Closed-end management companies are similar to open-end management companies. Both invest pools of money according to each fund’s objectives in hopes of investment returns. However, open and closed-end management companies are capitalized (structured) and transacted differently.
Commonly referred to as closed-end funds, these pooled investments are initially offered to investors in the primary market, then are traded in the secondary market. This is how most securities are transacted (on a negotiable basis), including common stock and debt securities. Unlike mutual funds, closed-end funds are not subject to sales charges (loads). Instead, transactions are subject to commissions. Also, closed-end funds can be purchased on margin (with borrowed money) and sold short.

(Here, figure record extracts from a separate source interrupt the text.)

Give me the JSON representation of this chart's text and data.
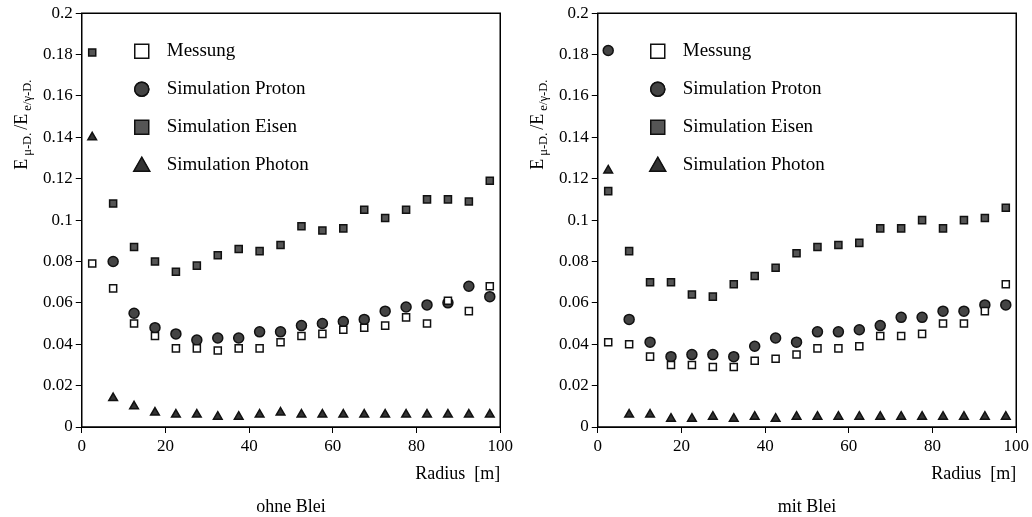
{
  "chart_data": [
    {
      "type": "scatter",
      "annotations": [
        "ohne Blei"
      ],
      "xlabel": "Radius  [m]",
      "ylabel": "E$_{μ-D.}$/E$_{e/γ-D.}$",
      "x": [
        2.5,
        7.5,
        12.5,
        17.5,
        22.5,
        27.5,
        32.5,
        37.5,
        42.5,
        47.5,
        52.5,
        57.5,
        62.5,
        67.5,
        72.5,
        77.5,
        82.5,
        87.5,
        92.5,
        97.5
      ],
      "xlim": [
        0,
        100
      ],
      "xticks": [
        0,
        20,
        40,
        60,
        80,
        100
      ],
      "ylim": [
        0,
        0.2
      ],
      "yticks": [
        0,
        0.02,
        0.04,
        0.06,
        0.08,
        0.1,
        0.12,
        0.14,
        0.16,
        0.18,
        0.2
      ],
      "legend": "top left",
      "grid": false,
      "series": [
        {
          "name": "Messung",
          "color": "#ffffff",
          "marker": "square",
          "values": [
            0.079,
            0.067,
            0.05,
            0.044,
            0.038,
            0.038,
            0.037,
            0.038,
            0.038,
            0.041,
            0.044,
            0.045,
            0.047,
            0.048,
            0.049,
            0.053,
            0.05,
            0.061,
            0.056,
            0.068
          ]
        },
        {
          "name": "Simulation Proton",
          "color": "#444444",
          "marker": "circle",
          "values": [
            null,
            0.08,
            0.055,
            0.048,
            0.045,
            0.042,
            0.043,
            0.043,
            0.046,
            0.046,
            0.049,
            0.05,
            0.051,
            0.052,
            0.056,
            0.058,
            0.059,
            0.06,
            0.068,
            0.063
          ]
        },
        {
          "name": "Simulation Eisen",
          "color": "#555555",
          "marker": "square",
          "values": [
            0.181,
            0.108,
            0.087,
            0.08,
            0.075,
            0.078,
            0.083,
            0.086,
            0.085,
            0.088,
            0.097,
            0.095,
            0.096,
            0.105,
            0.101,
            0.105,
            0.11,
            0.11,
            0.109,
            0.119
          ]
        },
        {
          "name": "Simulation Photon",
          "color": "#333333",
          "marker": "triangle",
          "values": [
            0.14,
            0.014,
            0.01,
            0.007,
            0.006,
            0.006,
            0.005,
            0.005,
            0.006,
            0.007,
            0.006,
            0.006,
            0.006,
            0.006,
            0.006,
            0.006,
            0.006,
            0.006,
            0.006,
            0.006
          ]
        }
      ]
    },
    {
      "type": "scatter",
      "annotations": [
        "mit Blei"
      ],
      "xlabel": "Radius  [m]",
      "ylabel": "E$_{μ-D.}$/E$_{e/γ-D.}$",
      "x": [
        2.5,
        7.5,
        12.5,
        17.5,
        22.5,
        27.5,
        32.5,
        37.5,
        42.5,
        47.5,
        52.5,
        57.5,
        62.5,
        67.5,
        72.5,
        77.5,
        82.5,
        87.5,
        92.5,
        97.5
      ],
      "xlim": [
        0,
        100
      ],
      "xticks": [
        0,
        20,
        40,
        60,
        80,
        100
      ],
      "ylim": [
        0,
        0.2
      ],
      "yticks": [
        0,
        0.02,
        0.04,
        0.06,
        0.08,
        0.1,
        0.12,
        0.14,
        0.16,
        0.18,
        0.2
      ],
      "legend": "top left",
      "grid": false,
      "series": [
        {
          "name": "Messung",
          "color": "#ffffff",
          "marker": "square",
          "values": [
            0.041,
            0.04,
            0.034,
            0.03,
            0.03,
            0.029,
            0.029,
            0.032,
            0.033,
            0.035,
            0.038,
            0.038,
            0.039,
            0.044,
            0.044,
            0.045,
            0.05,
            0.05,
            0.056,
            0.069
          ]
        },
        {
          "name": "Simulation Proton",
          "color": "#444444",
          "marker": "circle",
          "values": [
            0.182,
            0.052,
            0.041,
            0.034,
            0.035,
            0.035,
            0.034,
            0.039,
            0.043,
            0.041,
            0.046,
            0.046,
            0.047,
            0.049,
            0.053,
            0.053,
            0.056,
            0.056,
            0.059,
            0.059
          ]
        },
        {
          "name": "Simulation Eisen",
          "color": "#555555",
          "marker": "square",
          "values": [
            0.114,
            0.085,
            0.07,
            0.07,
            0.064,
            0.063,
            0.069,
            0.073,
            0.077,
            0.084,
            0.087,
            0.088,
            0.089,
            0.096,
            0.096,
            0.1,
            0.096,
            0.1,
            0.101,
            0.106
          ]
        },
        {
          "name": "Simulation Photon",
          "color": "#333333",
          "marker": "triangle",
          "values": [
            0.124,
            0.006,
            0.006,
            0.004,
            0.004,
            0.005,
            0.004,
            0.005,
            0.004,
            0.005,
            0.005,
            0.005,
            0.005,
            0.005,
            0.005,
            0.005,
            0.005,
            0.005,
            0.005,
            0.005
          ]
        }
      ]
    }
  ]
}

When closed-end shares are sold in the primary market, the prospectus rule applies. Every purchaser must receive a prospectus*, which provides detailed information on the issuer and the security being sold. After the primary market offering, the issuer focuses solely on running the fund. Like mutual funds, the fund manager’s goal is to manage assets to maximize their investor’s return.
*Delivering a prospectus is no longer required once the primary offering is finished and the shares are solely trading in the secondary market.
Like mutual funds, closed-end funds maintain net asset values (NAVs). In both circumstances, the NAV reflects the overall value of the assets held in the portfolio. However, it is not necessarily the basis for transaction pricing. The NAV only serves as a guide for its market price. Closed-end shares trade in the secondary market and are subject to price fluctuations based on demand. If there is an influx of purchases for a closed-end fund, the price will rise even if the NAV does not. Conversely, if there are significant liquidations (sales), the price will fall even if the NAV does not.
NAVs for closed-end funds act just like Kelley Blue Book does for cars. Let’s say you plan on selling your car and find it listed for $10,000 in Kelley Blue Book. Your car may have a “book value” of $10,000, but the market will ultimately determine how much you sell it for. If there’s more demand for your car, you could sell it for more than $10,000, and vice versa. NAV works the same way with a publicly traded fund.
The market price for a closed-end fund can be higher, lower, or the same as the NAV. In the end, the demand in the market will determine its price. Remember, this differs from open-end funds as the NAV is the minimum price an investor will pay for mutual fund shares.